Un contrat de naming engage votre marque sur plusieurs années et sur un actif que vous ne contrôlez pas. Avant de signer, exigez un périmètre de visibilité précis, des indicateurs mesurables et des clauses de sortie claires.

Le Monde du Droit consacre un article aux contours du contrat dit de « naming », cette pratique qui consiste à donner le nom d'une marque à une enceinte sportive, une salle de spectacle ou un événement. Nous ne disposons que du titre de cette publication, mais le sujet mérite d'être traduit en critères concrets pour toute entreprise qui envisage ce type d'opération, le plus souvent accompagnée par une agence de communication ou de sponsoring.

Première question à poser : que recouvre exactement le droit acquis ? Le naming n'est pas un simple achat d'espace publicitaire. Il combine généralement une licence d'usage du nom, des droits de visibilité (signalétique, billetterie, retransmissions), des contreparties d'hospitalité et parfois des droits d'exploitation commerciale. Demandez un inventaire écrit et exhaustif de chaque contrepartie, avec sa fréquence et son support.

Deuxième point : la durée et les conditions de renouvellement. Ces contrats s'inscrivent souvent dans le temps long. Vérifiez la présence d'une clause de révision en cas de changement majeur (rénovation du lieu, changement d'exploitant, relégation d'un club, annulation d'une édition) et d'un mécanisme de sortie anticipée avec indemnité plafonnée.

Troisième critère : l'exclusivité sectorielle. Un contrat de naming perd une grande partie de sa valeur si un concurrent direct peut afficher sa marque dans le même lieu. Faites préciser le périmètre d'exclusivité, les catégories de produits concernées et les exceptions déjà accordées à d'autres partenaires.

Quatrième point, souvent négligé : la protection de la réputation. Prévoyez une clause dite de moralité ou de comportement qui vous permet de réagir si l'exploitant, l'événement ou ses acteurs sont impliqués dans une affaire susceptible de nuire à votre image.
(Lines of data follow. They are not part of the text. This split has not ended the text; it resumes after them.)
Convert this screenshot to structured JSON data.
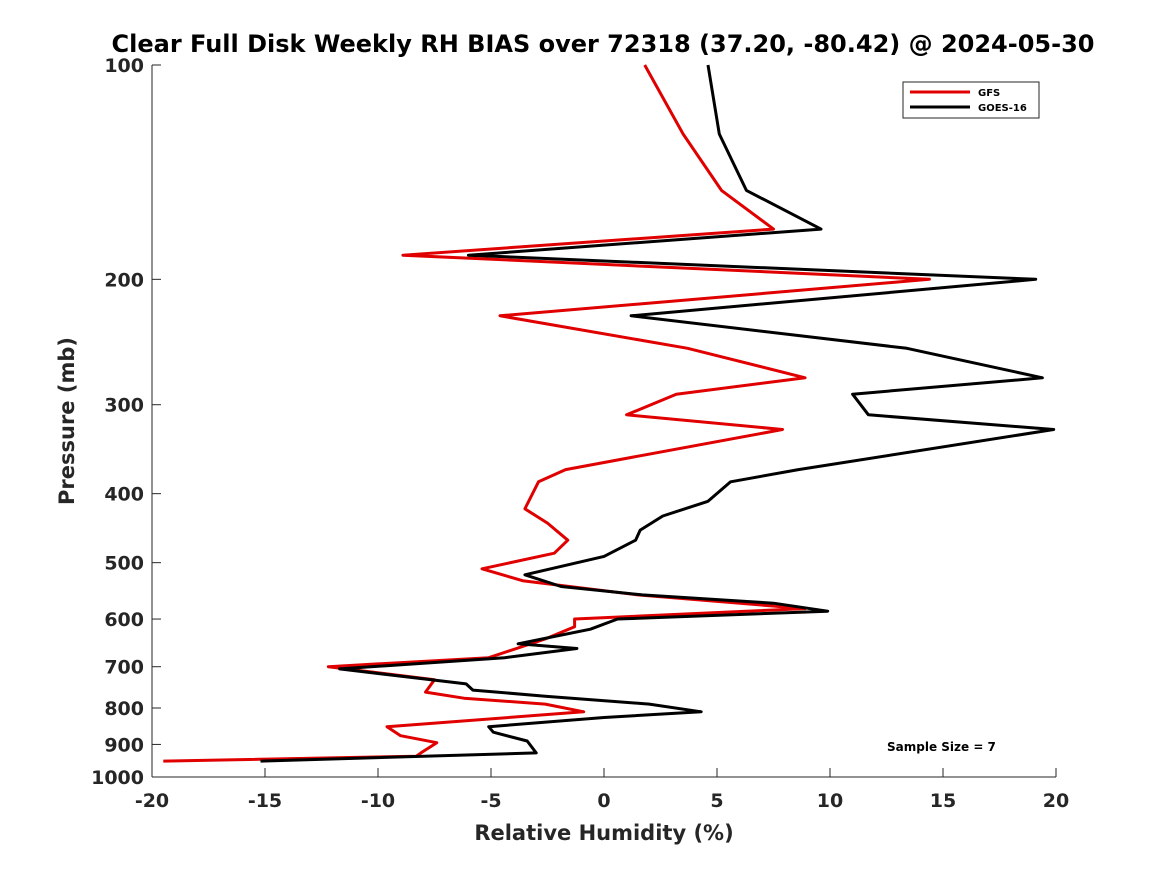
{
  "chart_data": {
    "type": "line",
    "title": "Clear Full Disk Weekly RH BIAS over 72318 (37.20, -80.42) @ 2024-05-30",
    "xlabel": "Relative Humidity (%)",
    "ylabel": "Pressure (mb)",
    "xlim": [
      -20,
      20
    ],
    "ylim": [
      100,
      1000
    ],
    "yscale": "log",
    "yreversed": true,
    "grid": false,
    "legend_position": "top-right",
    "x_ticks": [
      "-20",
      "-15",
      "-10",
      "-5",
      "0",
      "5",
      "10",
      "15",
      "20"
    ],
    "y_ticks": [
      "100",
      "200",
      "300",
      "400",
      "500",
      "600",
      "700",
      "800",
      "900",
      "1000"
    ],
    "annotation": "Sample Size = 7",
    "series": [
      {
        "name": "GFS",
        "color": "#e00000",
        "points": [
          [
            1.8,
            100
          ],
          [
            3.5,
            125
          ],
          [
            5.2,
            150
          ],
          [
            7.5,
            170
          ],
          [
            -8.9,
            185
          ],
          [
            14.4,
            200
          ],
          [
            -4.6,
            225
          ],
          [
            3.7,
            250
          ],
          [
            8.9,
            275
          ],
          [
            3.2,
            290
          ],
          [
            1.0,
            310
          ],
          [
            7.9,
            325
          ],
          [
            -1.7,
            370
          ],
          [
            -2.9,
            385
          ],
          [
            -3.5,
            420
          ],
          [
            -2.5,
            440
          ],
          [
            -1.6,
            465
          ],
          [
            -2.2,
            485
          ],
          [
            -5.4,
            510
          ],
          [
            -3.6,
            530
          ],
          [
            1.5,
            555
          ],
          [
            8.9,
            580
          ],
          [
            -1.3,
            600
          ],
          [
            -1.3,
            615
          ],
          [
            -2.6,
            640
          ],
          [
            -5.1,
            680
          ],
          [
            -12.2,
            700
          ],
          [
            -7.5,
            730
          ],
          [
            -7.9,
            760
          ],
          [
            -6.2,
            775
          ],
          [
            -2.6,
            790
          ],
          [
            -0.9,
            810
          ],
          [
            -9.6,
            850
          ],
          [
            -9.0,
            875
          ],
          [
            -7.4,
            895
          ],
          [
            -8.1,
            925
          ],
          [
            -8.3,
            935
          ],
          [
            -19.5,
            950
          ]
        ]
      },
      {
        "name": "GOES-16",
        "color": "#000000",
        "points": [
          [
            4.6,
            100
          ],
          [
            5.1,
            125
          ],
          [
            6.3,
            150
          ],
          [
            9.6,
            170
          ],
          [
            -6.0,
            185
          ],
          [
            19.1,
            200
          ],
          [
            1.2,
            225
          ],
          [
            13.4,
            250
          ],
          [
            19.4,
            275
          ],
          [
            11.0,
            290
          ],
          [
            11.7,
            310
          ],
          [
            19.9,
            325
          ],
          [
            8.6,
            370
          ],
          [
            5.6,
            385
          ],
          [
            4.6,
            410
          ],
          [
            2.6,
            430
          ],
          [
            1.6,
            450
          ],
          [
            1.4,
            465
          ],
          [
            0.0,
            490
          ],
          [
            -3.5,
            520
          ],
          [
            -1.9,
            540
          ],
          [
            1.7,
            555
          ],
          [
            7.5,
            570
          ],
          [
            9.9,
            585
          ],
          [
            0.6,
            600
          ],
          [
            -0.6,
            620
          ],
          [
            -3.8,
            650
          ],
          [
            -1.2,
            660
          ],
          [
            -4.4,
            680
          ],
          [
            -11.7,
            705
          ],
          [
            -6.1,
            740
          ],
          [
            -5.8,
            755
          ],
          [
            -2.6,
            770
          ],
          [
            2.0,
            790
          ],
          [
            4.3,
            810
          ],
          [
            0.0,
            825
          ],
          [
            -5.1,
            850
          ],
          [
            -4.9,
            865
          ],
          [
            -3.4,
            890
          ],
          [
            -3.0,
            925
          ],
          [
            -15.2,
            950
          ]
        ]
      }
    ]
  }
}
À l'inverse, le partenaire demandera sans doute la même garantie de votre côté.

Si une agence vous accompagne, évaluez sa contribution sur des livrables précis : étude d'audience du lieu ou de l'événement, benchmark des contrats comparables, modélisation de la valeur média équivalente, plan d'activation sur l'année. Refusez les promesses de notoriété non chiffrées et demandez quelle méthode de mesure sera utilisée avant et après la signature.

Côté propriété intellectuelle, faites contrôler par un conseil juridique que le nom composé (marque + lieu) est correctement déposé, que les droits d'usage sur les visuels, logos et photographies sont cédés pour les supports prévus, et que le sort de ces éléments à la fin du contrat est réglé.

Enfin, fixez des indicateurs de suivi partagés : nombre de mentions du nom dans les médias, part des retransmissions où la signalétique est visible, trafic généré sur vos canaux lors des événements. Ces données conditionnent la décision de renouveler ou non, et doivent figurer au contrat comme obligations de reporting du partenaire ou de l'agence.

Questions fréquentes

Le contrat de naming est-il un simple contrat publicitaire ?

Non. Il mêle licence d'usage du nom, droits de visibilité, hospitalité et parfois exploitation commerciale. Chaque contrepartie doit être listée par écrit.

Quelle clause protège la marque en cas de scandale lié au lieu ou à l'événement ?

Une clause de moralité ou de comportement, permettant de suspendre ou résilier le contrat si la réputation de la marque est menacée.

Que demander à une agence qui accompagne une opération de naming ?

Une étude d'audience, un benchmark de contrats comparables, une méthode de mesure de la visibilité et un plan d'activation annuel.